Dr. Simms-Cendan Visits Ethiopia To Teach, Serve, Provide Care

Dr. Simms-Cendan Visits Ethiopia To Teach, Serve, Provide Care

Women in Ethiopia suffer some of the world’s worst indicators of reproductive health – on average a woman is married by age 17 and will give birth to five children in her lifetime, likely all at home. Only 6 percent of Ethiopian women use a skilled attendant during childbirth and only 10 percent have their babies in a professional clinic or hospital. Given such a lack of care, women in that African state have a one in 14 change of dying during pregnancy or childbirth.

Dr. Judy Simms-Cendan, the UCF College of Medicine’s director of global health, is doing her part to improve those statistics. Simms-Cendan, an obstetrician-gynecologist by training, has forged a partnership with the new MyungSung Medical School, a private school in Ethiopia sponsored by the Korean Presbyterian Church. She recently spent two weeks at the medical school teaching students and giving grand rounds at the college’s teaching hospital about women’s reproductive health.

Through the partnership, UCF hopes to provide infrastructure support in areas such as curriculum, hiring and assessment to the Ethiopian college, which just enrolled its first class. In doing so, UCF wants to do its part to improve healthcare in Ethiopia, which has only one doctor for every 150,000 people.

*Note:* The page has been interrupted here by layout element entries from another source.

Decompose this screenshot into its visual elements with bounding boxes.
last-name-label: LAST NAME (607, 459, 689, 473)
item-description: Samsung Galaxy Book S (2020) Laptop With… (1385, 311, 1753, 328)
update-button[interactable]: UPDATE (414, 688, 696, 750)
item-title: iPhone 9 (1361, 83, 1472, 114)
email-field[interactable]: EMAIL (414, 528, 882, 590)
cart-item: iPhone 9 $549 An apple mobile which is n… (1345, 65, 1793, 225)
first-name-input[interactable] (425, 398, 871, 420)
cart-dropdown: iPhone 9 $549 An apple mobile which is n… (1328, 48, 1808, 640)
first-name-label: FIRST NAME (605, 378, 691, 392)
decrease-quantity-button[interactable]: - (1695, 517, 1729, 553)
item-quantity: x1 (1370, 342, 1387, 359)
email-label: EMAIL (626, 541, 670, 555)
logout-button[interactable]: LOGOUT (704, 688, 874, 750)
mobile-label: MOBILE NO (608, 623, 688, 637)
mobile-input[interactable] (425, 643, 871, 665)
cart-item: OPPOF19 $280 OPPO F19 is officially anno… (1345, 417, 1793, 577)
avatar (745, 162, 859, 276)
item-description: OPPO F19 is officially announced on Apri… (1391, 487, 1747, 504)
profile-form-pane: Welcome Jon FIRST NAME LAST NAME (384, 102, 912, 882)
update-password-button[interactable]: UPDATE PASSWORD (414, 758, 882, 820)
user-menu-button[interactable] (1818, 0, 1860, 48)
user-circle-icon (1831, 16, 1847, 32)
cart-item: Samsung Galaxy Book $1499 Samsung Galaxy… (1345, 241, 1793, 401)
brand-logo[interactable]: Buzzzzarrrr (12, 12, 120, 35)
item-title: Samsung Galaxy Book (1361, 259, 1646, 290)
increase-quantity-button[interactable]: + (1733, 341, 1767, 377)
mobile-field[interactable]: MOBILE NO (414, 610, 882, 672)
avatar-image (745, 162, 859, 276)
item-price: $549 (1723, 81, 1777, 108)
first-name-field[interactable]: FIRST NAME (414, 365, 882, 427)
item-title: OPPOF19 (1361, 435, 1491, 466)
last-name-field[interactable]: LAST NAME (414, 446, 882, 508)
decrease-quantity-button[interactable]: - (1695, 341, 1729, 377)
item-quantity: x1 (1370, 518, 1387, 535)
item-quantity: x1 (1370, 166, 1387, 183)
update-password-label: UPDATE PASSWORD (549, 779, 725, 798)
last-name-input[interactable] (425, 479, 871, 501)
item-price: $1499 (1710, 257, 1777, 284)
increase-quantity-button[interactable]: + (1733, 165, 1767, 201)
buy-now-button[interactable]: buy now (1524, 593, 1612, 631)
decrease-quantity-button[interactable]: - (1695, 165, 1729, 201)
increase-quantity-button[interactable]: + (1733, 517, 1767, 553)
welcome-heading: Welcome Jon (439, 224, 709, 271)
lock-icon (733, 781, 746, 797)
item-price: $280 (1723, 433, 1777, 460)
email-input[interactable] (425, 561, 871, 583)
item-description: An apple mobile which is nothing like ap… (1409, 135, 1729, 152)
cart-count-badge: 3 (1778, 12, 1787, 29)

Dr. Simms-Cendan came to Ethiopia with some of UCF’s high-tech educational systems, including interactive clickers that College of Medicine students use to answer questions in class. The clickers allow the professor to gauge the class’ understanding of the material, but can keep individual students anonymous. Dr. Simms-Cendan used the clickers to ask Ethiopian students about their reproductive system knowledge and where they had received sex education. The technology helped facilitate communication in a society where many such subjects are taboo, she said. The students created a thank you card for their American teacher. “You are bonded to our hearts and have made a big difference in my life,” one student wrote.  “Thank you, Dr. Judy. You are amazing,” wrote another.

Dr. Simms-Cendan also did a lab where students dissected a placenta and gave grand rounds on topics that included relevant female reproductive conditions in that country, including obstetric fistula,  genital mutilation and death by hemorrhaging during childbirth. “I wanted to focus on topics that would help students and faculty better care for women,” she said.

The teaching hospital has about six American surgeon volunteers. The Korean Presbyterian Church and other organizations are working to improve healthcare and economic development after Ethiopia’s communist control from 1974-1991. But intense poverty is still the norm. Ninety percent of Ethiopia’s population works as subsistence farmers. Residents plow their fields with oxen; an ambulance is small litter people carry on their backs to transport an ill or injured patient. The medical school and hospital have a garden, where they grow all of their own fruits and vegetables for daily consumption. A woman bakes flat bread for the patients in a storage container turned kitchen.

Dr. Simms-Cendan hopes to have more UCF College of Medicine faculty travel to Ethiopia to provide education to the new medical school. And she is working to expand third- and fourth-year clerkships for students. She hopes working in Ethiopia will give students a new and unique perspective on global health and the devastating impact of poverty on health.